You can read the groups' joint letter to to the Justice Department here. Lots more information is available at StepAsideAshcroft.
Blogger Jim Gilliam asks whether former Treasury Secretary Paul O'Neill should receive whistleblower protection with respect to the announced investigation into O'Neil's tendering of 19,000 pages of documents to author Ron Suskind.
Kevin Phillips' new book, "American Dynasty: Aristocracy, Fortune and the Politics of Deceit in the House of Bush," has just been published by Viking Penguin. Read his op-ed today in the Los Angeles Times, The Barreling Bushes.
The premise:
Four generations of the dynasty have chased profits through cozy ties with Mideast leaders, spinning webs of conflicts of interest
The introduction:
As early as 1964, George H.W. Bush, running for the U.S. Senate from Texas, was labeled by incumbent Democrat Ralph Yarborough as a hireling of the sheik of Kuwait, for whom Bush's company drilled offshore oil wells. Over the four decades since then, the ever-reaching Bushes have emerged as the first U.S. political clan to thoroughly entangle themselves with Middle Eastern royal families and oil money. The family even has links to the Bin Ladens — though not to family black sheep Osama bin Laden — going back to the 1970s.
How these unusual relationships helped bring about 9/11 and then distorted the U.S. response to Islamic terrorism requires thinking of the Bush family as a dynasty. The two Bush presidencies are inextricably linked by that dynasty.
Read the rest of the op-ed, then order the book:
American Dynasty: Aristocracy, Fortune, and the Politics of Deceit in the House of Bush
Hesiod at Counterspin has the details of the new book by former Treasury Secretary Paul O'Neill in which he lambasts Bush--at one point saying that being in a cabinet meeting with Bush at the helm was like being with a blind man in a room full of deaf people.
Update: O'Neil is saying Bush planned the invasion of Iraq shortly after taking office in 2001--well before 9/11.

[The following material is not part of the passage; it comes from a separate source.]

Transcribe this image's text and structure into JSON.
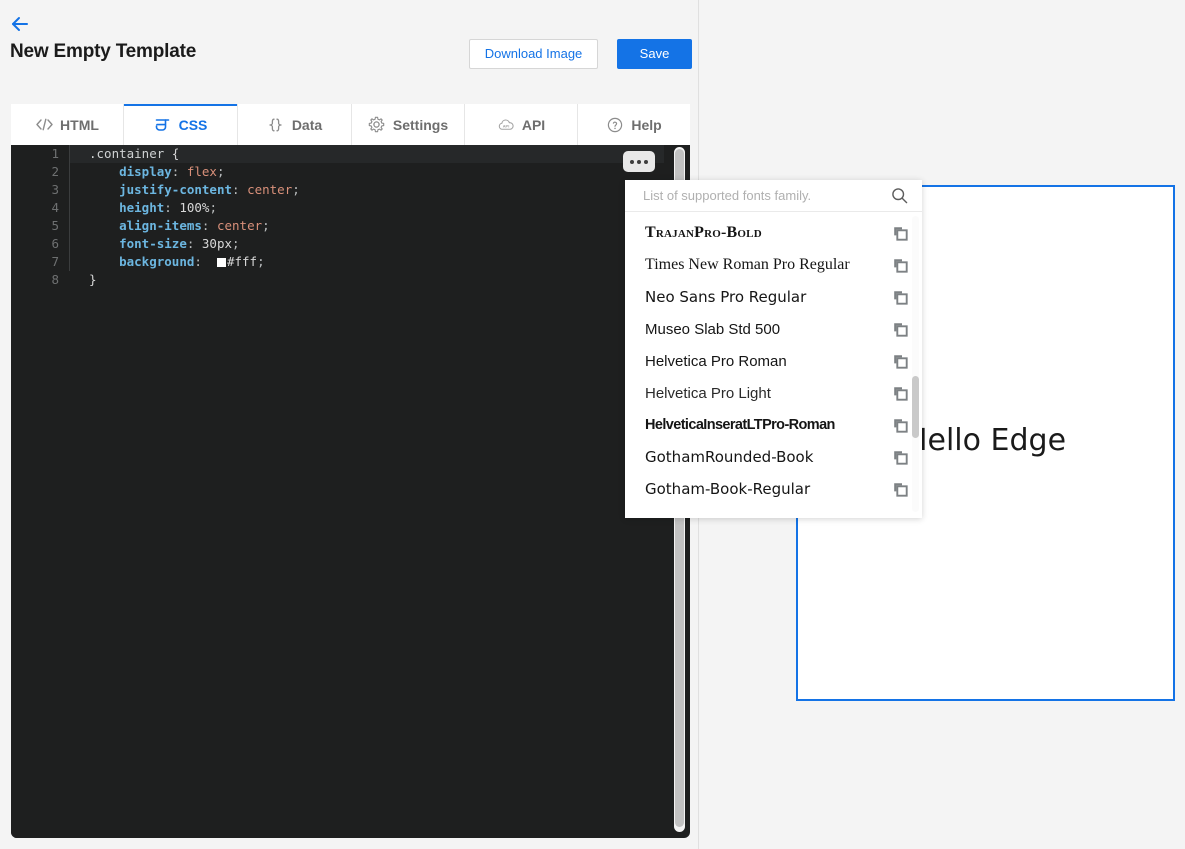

Rep. John Conyers (D-MI) writes in an op-ed in the Detroit Free Press that Attorney General John Ashcroft's late recusal from the CIA leaks investigation leaves credibility damage:
Here we have a case where the attorney general was investigating the very White House responsible for the resuscitation of his political career. In addition, the investigation involves the political Svengali, Karl Rove, who was inextricably tied to the attorney general by virtue of receiving a staggering $746,000 for consulting on his past Senate and governor's races. It's difficult to conceive of a more blatant conflict of interest.
....In addition, by failing to appoint an outside individual with no ties to the department or loyalty to the administration, the public can have little faith the investigation will be pursued diligently and impartially. Fitzgerald may be a fine prosecutor, but at the end of the day he still owes his job to President George W. Bush.
There's lots more, go read the whole thing. [link via Buzzflash.]
Eric Muller, UNC Law Prof and author of the lawblog IsThatLegal? is still following the Rep. Howard Coble story.
Nearly a year ago, Congressman Howard Coble (R-NC) triggered a controversy when he volunteered on a radio call-in program that FDR's incarceration of Japanese Americans in 1942 was the right thing to do at the time. Coble resurrected the old canard that Japanese Americans were jailed for their own protection: "Some of them probably weren't safe on the streets," he said.
Coble is now running for re-election, no one seems to care much about his comments, and Eric says Coble is unrepentent. We care. You should too. Go read Eric.